Wednesday, October 3, 2012

Soundsuits

While doing some research for my Far Eastern Art class, I came across this on Oxford Art Online: Craft and Contemporary Art ...

Nick Cave is an american sculptor and multimedia artist. Working across the disciplines of sculpture, textile, dance, and cultural performance, Cave’s art is based on the human figure. He has produced wearable art as sculptures, arrangements of human and animal figurines as installations, and performance works. Cave’s signature works, the multi-sensory ‘Soundsuits’, are full-body costumes consisting of unexpected materials ranging from humble woven rugs, synthetic hair, or buttons to shimmering sequins. Cave’s first Soundsuit was created in 1992 (shortly after the vicious beating in Los Angeles of Rodney King) when the artist, feeling vulnerable, instinctively created an ersatz body armour from tree twigs littering the ground. When worn, the suit made a rustling sound. Since then, the Soundsuits have taken inspiration from references as broad as ecclesiastical mitres, carnival costumes, Dogon masks, fashion, theatre, and Queer ball culture. Each Soundsuit has been designed around and worn by Cave, who has improvised a series of movements for the wearable sculptures, which, in turn, generate sounds such as a swish or percussive rhythm. Soundsuits often appear as Surrealist objects in choreographed performances.

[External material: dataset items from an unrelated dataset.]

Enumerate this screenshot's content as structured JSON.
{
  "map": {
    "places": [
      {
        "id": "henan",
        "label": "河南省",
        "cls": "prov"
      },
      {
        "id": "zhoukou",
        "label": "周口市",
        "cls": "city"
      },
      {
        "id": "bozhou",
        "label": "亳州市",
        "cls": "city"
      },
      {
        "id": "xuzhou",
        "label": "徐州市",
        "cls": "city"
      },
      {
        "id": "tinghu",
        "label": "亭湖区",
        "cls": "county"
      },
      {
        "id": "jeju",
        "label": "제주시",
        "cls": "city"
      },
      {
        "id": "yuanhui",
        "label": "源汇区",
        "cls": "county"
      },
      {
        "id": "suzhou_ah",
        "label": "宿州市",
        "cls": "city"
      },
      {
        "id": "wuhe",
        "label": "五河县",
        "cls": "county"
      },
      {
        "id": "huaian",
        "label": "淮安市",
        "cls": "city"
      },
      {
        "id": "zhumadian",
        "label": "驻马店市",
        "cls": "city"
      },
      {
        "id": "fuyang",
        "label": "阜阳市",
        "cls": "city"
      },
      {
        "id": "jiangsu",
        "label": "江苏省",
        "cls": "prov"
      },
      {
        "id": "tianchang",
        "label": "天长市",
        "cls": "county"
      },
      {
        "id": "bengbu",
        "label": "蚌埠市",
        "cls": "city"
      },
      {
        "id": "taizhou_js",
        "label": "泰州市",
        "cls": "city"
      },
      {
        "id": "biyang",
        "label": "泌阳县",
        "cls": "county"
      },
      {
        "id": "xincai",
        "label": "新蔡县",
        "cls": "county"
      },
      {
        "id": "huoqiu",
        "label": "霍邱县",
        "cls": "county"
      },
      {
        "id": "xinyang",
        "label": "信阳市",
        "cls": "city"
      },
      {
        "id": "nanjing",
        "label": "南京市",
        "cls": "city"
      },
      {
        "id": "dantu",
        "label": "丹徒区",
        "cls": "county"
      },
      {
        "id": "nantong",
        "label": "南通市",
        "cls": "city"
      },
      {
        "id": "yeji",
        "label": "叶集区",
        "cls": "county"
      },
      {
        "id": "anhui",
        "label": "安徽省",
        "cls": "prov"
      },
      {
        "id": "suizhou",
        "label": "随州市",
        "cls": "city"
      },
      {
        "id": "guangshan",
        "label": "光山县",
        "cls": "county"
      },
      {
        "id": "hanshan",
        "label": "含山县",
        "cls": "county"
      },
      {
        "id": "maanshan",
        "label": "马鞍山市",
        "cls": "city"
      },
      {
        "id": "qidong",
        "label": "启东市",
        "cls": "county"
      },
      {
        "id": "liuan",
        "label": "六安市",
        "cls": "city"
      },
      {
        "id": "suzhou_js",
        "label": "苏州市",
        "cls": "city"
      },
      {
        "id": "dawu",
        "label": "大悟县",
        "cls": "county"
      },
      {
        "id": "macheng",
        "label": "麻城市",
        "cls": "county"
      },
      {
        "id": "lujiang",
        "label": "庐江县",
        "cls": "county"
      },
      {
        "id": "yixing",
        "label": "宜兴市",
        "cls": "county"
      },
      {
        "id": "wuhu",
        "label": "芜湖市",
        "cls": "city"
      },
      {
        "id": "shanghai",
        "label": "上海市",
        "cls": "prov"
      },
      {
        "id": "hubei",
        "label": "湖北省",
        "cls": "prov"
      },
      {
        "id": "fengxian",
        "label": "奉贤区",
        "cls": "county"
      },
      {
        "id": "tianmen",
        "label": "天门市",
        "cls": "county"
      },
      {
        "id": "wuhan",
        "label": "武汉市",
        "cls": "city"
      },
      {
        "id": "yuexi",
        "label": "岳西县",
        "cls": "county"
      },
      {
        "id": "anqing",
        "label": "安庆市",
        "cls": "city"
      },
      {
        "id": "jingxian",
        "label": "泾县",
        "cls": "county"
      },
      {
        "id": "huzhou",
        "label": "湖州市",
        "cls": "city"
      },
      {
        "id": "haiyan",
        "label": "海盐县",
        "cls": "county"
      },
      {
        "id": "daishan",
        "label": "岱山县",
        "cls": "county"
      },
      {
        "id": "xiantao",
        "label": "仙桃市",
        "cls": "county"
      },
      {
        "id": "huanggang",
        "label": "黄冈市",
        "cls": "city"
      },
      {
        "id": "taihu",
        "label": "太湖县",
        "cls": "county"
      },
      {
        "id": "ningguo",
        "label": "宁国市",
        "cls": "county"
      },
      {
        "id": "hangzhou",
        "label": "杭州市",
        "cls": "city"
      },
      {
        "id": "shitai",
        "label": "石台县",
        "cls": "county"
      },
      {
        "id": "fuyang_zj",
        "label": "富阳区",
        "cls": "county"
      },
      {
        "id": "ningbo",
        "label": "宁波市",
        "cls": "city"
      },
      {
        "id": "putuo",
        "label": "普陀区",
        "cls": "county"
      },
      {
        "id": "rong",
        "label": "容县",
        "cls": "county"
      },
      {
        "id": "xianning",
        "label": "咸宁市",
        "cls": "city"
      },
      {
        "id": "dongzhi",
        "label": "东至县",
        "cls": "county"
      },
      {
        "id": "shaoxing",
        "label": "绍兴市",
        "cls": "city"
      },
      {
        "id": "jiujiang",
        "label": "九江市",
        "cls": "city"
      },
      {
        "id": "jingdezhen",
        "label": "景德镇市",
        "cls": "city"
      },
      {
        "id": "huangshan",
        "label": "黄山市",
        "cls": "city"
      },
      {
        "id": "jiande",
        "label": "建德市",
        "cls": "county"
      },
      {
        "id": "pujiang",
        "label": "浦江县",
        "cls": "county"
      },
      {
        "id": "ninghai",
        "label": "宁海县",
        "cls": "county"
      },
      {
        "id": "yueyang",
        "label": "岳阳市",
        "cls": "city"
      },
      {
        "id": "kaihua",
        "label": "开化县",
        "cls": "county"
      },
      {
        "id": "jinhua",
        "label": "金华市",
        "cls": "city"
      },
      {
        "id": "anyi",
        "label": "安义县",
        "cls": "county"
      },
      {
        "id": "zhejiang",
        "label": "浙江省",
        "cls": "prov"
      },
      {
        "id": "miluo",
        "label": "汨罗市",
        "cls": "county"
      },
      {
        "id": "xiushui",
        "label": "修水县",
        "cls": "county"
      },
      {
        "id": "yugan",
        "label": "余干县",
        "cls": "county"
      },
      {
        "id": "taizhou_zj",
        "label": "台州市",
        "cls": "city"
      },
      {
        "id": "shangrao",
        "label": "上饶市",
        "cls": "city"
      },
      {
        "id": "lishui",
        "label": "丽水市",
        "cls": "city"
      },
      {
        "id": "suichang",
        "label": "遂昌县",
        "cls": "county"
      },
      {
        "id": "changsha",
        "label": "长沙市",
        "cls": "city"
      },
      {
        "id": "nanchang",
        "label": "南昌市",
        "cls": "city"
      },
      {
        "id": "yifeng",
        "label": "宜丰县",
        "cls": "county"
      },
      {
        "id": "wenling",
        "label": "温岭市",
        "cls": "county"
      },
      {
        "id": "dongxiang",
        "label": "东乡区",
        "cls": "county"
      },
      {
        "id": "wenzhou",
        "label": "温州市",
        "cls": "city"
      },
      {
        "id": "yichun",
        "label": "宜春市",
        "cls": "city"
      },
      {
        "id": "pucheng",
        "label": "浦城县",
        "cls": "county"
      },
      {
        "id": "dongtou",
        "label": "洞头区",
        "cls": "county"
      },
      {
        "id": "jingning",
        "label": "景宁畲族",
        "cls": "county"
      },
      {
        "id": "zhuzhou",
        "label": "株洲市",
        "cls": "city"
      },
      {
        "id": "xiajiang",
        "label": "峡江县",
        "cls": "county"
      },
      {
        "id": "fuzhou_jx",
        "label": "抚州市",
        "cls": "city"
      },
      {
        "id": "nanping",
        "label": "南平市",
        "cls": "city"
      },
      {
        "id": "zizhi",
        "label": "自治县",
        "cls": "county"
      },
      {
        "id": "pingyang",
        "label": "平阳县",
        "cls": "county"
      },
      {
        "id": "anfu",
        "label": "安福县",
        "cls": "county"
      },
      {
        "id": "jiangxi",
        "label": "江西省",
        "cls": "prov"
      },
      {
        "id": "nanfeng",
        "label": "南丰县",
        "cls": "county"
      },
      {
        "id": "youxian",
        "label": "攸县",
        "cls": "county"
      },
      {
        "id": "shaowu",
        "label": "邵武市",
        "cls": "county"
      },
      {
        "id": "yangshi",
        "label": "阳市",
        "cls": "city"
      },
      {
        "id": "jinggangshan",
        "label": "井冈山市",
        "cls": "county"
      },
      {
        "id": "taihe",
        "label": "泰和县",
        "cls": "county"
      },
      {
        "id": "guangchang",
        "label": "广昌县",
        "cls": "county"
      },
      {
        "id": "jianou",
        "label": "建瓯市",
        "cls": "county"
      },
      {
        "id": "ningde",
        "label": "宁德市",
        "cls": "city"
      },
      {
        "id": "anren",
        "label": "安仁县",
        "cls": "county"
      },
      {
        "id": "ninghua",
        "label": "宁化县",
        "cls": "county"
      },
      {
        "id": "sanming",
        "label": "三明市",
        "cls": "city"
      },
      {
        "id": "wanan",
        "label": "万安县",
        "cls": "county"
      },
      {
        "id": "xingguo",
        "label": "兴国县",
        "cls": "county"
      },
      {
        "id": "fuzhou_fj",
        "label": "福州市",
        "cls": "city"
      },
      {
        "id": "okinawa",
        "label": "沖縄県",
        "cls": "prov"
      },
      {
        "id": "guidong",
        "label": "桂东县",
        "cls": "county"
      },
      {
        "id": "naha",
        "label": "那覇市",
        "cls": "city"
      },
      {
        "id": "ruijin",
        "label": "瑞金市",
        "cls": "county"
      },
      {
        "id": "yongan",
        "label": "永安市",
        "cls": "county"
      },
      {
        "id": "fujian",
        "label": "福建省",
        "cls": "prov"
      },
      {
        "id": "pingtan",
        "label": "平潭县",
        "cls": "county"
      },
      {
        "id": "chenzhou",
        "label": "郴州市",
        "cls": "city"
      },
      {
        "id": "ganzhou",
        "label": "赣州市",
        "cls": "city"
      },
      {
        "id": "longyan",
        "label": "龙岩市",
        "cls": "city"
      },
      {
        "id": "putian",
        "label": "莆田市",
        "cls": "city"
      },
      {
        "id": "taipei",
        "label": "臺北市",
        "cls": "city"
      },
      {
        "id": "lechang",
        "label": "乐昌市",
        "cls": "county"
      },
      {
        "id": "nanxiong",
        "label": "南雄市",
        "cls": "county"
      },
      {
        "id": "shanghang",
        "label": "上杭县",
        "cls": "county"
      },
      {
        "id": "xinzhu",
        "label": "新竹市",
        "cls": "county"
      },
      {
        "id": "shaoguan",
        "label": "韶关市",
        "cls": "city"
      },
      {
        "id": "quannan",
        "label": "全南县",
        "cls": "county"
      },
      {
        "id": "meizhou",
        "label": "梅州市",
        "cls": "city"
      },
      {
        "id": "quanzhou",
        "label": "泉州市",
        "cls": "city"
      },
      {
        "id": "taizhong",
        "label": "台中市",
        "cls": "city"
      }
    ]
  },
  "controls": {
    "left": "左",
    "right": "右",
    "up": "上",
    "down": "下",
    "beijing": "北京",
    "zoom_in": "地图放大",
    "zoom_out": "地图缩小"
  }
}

All of Cave’s works take on a performative element, fostering a visual and bodily relationship with the viewer, oftentimes encouraging audience participation (!!). Cave has argued that his approach – using found materials, alluding to the domestic sphere via craft traditions, and borrowing from popular cultural activities – is equally ethical and aesthetic. Utilizing craft in the fine arts elevates culturally devalued objects while also creating works that invite audiences into discourses about the decorative arts and displays of identity and power. Cave’s practice extends a tradition of significant post-World War II movements – such as Gutai, Aktionism, and Arte Povera – which valued audience participation, utilized unconventional art objects, and introduced performing arts, such as music and dance, into the vocabulary of fine art.